Book Synopsis Courses on Latin America in Institutions of Higher Education in the United States by : Pan American Union. Division of Education
Download or read book Courses on Latin America in Institutions of Higher Education in the United States written by Pan American Union. Division of Education and published by . This book was released on 1948 with total page 378 pages. Available in PDF, EPUB and Kindle. Book excerpt:
Book Synopsis Handbook of Middle American Indians, Volume 5 by : Robert Wauchope
Download or read book Handbook of Middle American Indians, Volume 5 written by Robert Wauchope and published by University of Texas Press. This book was released on 2014-01-07 with total page 413 pages. Available in PDF, EPUB and Kindle. Book excerpt: This volume, the fifth in the Handbook of Middle American Indians, presents a summary of work accomplished since the Spanish conquest in the contemporary description and historical reconstruction of the indigenous languages and language families of Mexico and Central America.

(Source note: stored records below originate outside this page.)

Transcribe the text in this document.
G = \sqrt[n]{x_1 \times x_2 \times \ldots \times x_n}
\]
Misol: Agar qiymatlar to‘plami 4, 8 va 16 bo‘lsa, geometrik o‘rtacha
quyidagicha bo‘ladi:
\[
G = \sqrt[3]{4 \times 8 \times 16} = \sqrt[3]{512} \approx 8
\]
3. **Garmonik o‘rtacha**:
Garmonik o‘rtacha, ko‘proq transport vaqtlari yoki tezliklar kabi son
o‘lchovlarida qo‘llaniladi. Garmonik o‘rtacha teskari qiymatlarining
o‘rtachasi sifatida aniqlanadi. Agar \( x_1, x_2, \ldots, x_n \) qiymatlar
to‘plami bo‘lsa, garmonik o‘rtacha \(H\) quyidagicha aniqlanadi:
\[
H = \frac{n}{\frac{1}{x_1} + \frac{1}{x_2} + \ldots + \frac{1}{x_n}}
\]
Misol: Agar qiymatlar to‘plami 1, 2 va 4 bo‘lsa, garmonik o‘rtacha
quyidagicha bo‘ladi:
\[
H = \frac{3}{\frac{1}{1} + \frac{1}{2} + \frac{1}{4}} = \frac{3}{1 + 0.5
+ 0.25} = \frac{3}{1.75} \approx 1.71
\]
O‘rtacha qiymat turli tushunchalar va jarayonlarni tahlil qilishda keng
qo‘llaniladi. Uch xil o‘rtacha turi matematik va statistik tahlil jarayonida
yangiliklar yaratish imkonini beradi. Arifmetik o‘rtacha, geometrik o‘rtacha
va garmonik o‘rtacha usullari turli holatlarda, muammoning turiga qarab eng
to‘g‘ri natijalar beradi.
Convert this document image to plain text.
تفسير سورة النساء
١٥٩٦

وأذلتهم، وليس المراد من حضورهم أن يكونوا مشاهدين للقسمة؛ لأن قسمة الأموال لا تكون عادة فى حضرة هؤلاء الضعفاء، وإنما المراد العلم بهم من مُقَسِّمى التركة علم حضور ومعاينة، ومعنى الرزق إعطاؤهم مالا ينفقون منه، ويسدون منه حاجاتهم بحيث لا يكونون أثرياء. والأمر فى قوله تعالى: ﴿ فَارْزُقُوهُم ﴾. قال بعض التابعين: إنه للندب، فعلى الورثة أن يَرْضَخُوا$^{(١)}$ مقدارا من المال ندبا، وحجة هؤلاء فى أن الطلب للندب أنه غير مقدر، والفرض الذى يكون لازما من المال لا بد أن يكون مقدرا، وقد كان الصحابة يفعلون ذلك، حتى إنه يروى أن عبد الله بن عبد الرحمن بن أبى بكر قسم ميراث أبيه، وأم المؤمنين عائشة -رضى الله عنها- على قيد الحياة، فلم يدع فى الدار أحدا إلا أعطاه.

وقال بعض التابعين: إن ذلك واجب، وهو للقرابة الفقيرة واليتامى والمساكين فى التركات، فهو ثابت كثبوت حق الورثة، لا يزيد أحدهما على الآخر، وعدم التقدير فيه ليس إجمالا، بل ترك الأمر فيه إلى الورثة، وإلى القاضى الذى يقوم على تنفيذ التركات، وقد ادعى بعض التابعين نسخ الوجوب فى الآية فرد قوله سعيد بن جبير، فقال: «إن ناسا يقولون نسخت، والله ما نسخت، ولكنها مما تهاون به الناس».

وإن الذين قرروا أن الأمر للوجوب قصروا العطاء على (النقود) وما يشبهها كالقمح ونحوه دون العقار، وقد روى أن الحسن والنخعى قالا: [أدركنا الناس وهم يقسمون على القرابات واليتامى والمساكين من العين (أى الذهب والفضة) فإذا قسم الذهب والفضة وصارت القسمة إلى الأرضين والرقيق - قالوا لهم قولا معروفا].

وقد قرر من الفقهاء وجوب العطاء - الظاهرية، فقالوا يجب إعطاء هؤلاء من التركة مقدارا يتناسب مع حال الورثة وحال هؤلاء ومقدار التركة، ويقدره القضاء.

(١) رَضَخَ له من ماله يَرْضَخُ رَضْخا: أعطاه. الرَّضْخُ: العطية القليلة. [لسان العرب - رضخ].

The essays include the following: “Inventory of Descriptive Materials” by William Bright; “Inventory of Classificatory Materials” by Maria Teresa Fernández de Miranda, “Lexicostatistic Classification” by Morris Swadesh, “Systemic Comparison and Reconstruction” by Robert Longacre, and “Environmental Correlational Studies” by Sarah C. Gudschinsky. Sketches of Classical Nahuatl by Stanley Newman, Classical Yucatec Maya by Norman A. McQuown, and Classical Quiché by Munro S. Edmonson provide working tools for tackling the voluminous early postconquest texts in these languages of late preconquest empires (Aztec, Maya, Quiché). Further sketches of Sierra Popoluca by Benjamin F. Elson, of Isthmus Zapotec by Velma B. Pickett, of Huautla de Jiménez Mazatec by Eunice V. Pike, of Jiliapan Pame by Leonardo Manrique C., and of Huamelultec Chontal by Viola Waterhouse—together with those of Nahuatl, Maya, and Quiché—provide not only descriptive outlines of as many different linguistic structures but also linguistic representatives of seven structurally different families of Middle American languages. Miguel Léon-Portilla presents an outline of the relations between language and the culture of which it is a part and provides examples of some of these relations as revealed by contemporary research in indigenous Middle America. The volume editor, Norman A. McQuown (1914–2005), was Professor of Anthropology at The University of Chicago. He formerly taught at Hunter College and served with the Mexican Department of Indian Affairs. He carried out fieldwork with Totonac, Huastec, Tzeltal-Tzotzil, Mame, and other tribes. The Handbook of Middle American Indians was assembled and edited at the Middle American Research Institute of Tulane University with the assistance of grants from the National Science Foundation and under the sponsorship of the National Research Council Committee on Latin American Anthropology.